Complete Verbose Output

No response

kylefoley76 commented 8 months ago

Thanks for you help. I posted the question over at Stack Overflow yesterday under a different name. In this post, here however that API now has a bug listed here. I then used your python code listed here. It returns a result without an error but I'm assuming that I'm supposed to then use that info to construct a curl command but that step is not obvious to me. The curl functions listed above such as

curl 'https://www.youtube.com/api/timedtext?v=BwOjb_ZJMUA&ei=vm-LZZ6uONCDp-oP95qzsAE&caps=asr&opi=112496729&xoaf=5&ip=0.0.0.0&ipbits=0&expire=1703662126&sparams=ip%2Cipbits%2Cexpire%2Cv%2Cei%2Ccaps%2Copi%2Cxoaf&signature=12E554F229E2B3EA797BA00EF0D6D086AD61E93D.7B4B0C7975EEB3D35DD4789888AEDA224A32EFB2&key=yt8&kind=asr&lang=ar'

does work for me, but I cannot figure out how to reconstruct my own curl command to get another video's transcript.

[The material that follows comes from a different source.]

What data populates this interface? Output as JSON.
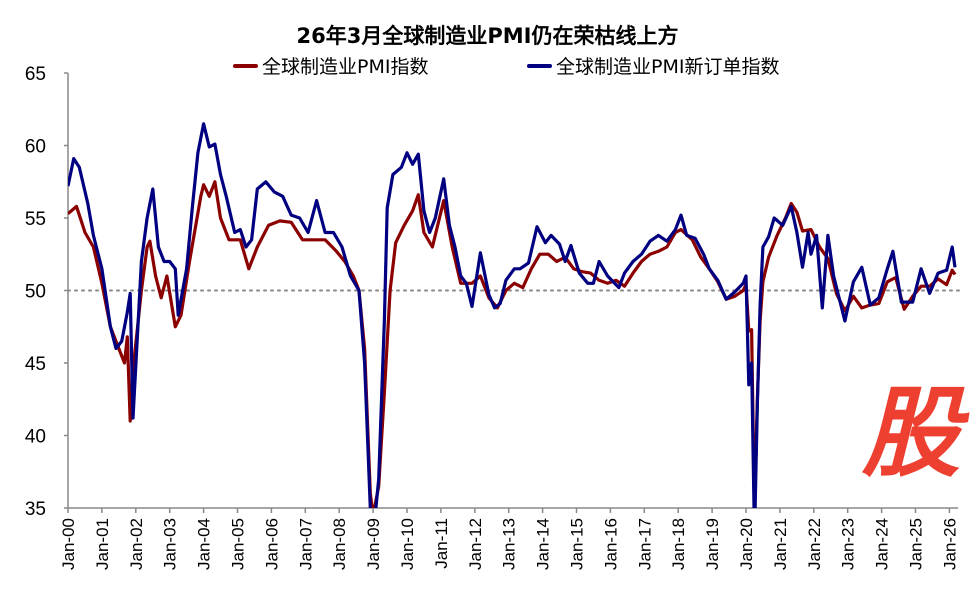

Benjamin-Loison commented 8 months ago

@kylefoley76

May you precise what you mean by It in:

It returns a result without an error but I'm assuming that I'm supposed to then use that info to construct a curl command but that step is not obvious to me.

?

Note that, as I refered this Stack Overflow answer, I either:

cannot figure out how to reconstruct my own curl command to get another video's transcript

Benjamin-Loison commented 8 months ago

If you want to download, by proceeding manually for each video, I recommend getting your own cURL request thanks to Network by going on the https://www.youtube.com/watch?v=VIDEO_ID and look for XHR timedtext request.

Note that you can minimize the request thanks to minimizeCURL.py.

kylefoley76 commented 8 months ago

The youtube-transcript-api bug has been fixed so that basically did what I wanted. but thanks for your help anyway.

Benjamin-Loison commented 8 months ago

Indeed, thank you for letting me know.

Personal note:

_extract_captions_json is the key function, as it extracts:

{
    "captions": {
        "playerCaptionsTracklistRenderer": {
            "captionTracks": [
                {
                    "baseUrl": "https://www.youtube.com/api/timedtext?v=1X7SZzJwNcU&ei=6peNZbmrL8H4xN8Py7yc2AY&caps=asr&opi=112496729&xoaf=5&hl=fr&ip=0.0.0.0&ipbits=0&expire=1703803482&sparams=ip,ipbits,expire,v,ei,caps,opi,xoaf&signature=2C3A2E1474B1DEC7A7E839AA96F6B5DE8DA85F40.DB5FA10429DF9DA9C0DB407588B46911D764245F&key=yt8&kind=asr&lang=ar",
                    "name": {
                        "simpleText": "Arabe (g\u00e9n\u00e9r\u00e9s automatiquement)"
                    },
                    "vssId": "a.ar",
                    "languageCode": "ar",
                    "kind": "asr",
                    "rtl": true,
                    "isTranslatable": true,
                    "trackName": ""
                }
            ],
            "audioTracks": [
                {
                    "captionTrackIndices": [
                        0
                    ]
                }
            ],
            "defaultAudioTrackIndex": 0
        }
    }
}

I probably missed this signature as Firefox search progress in Network developer tools tab is unclear.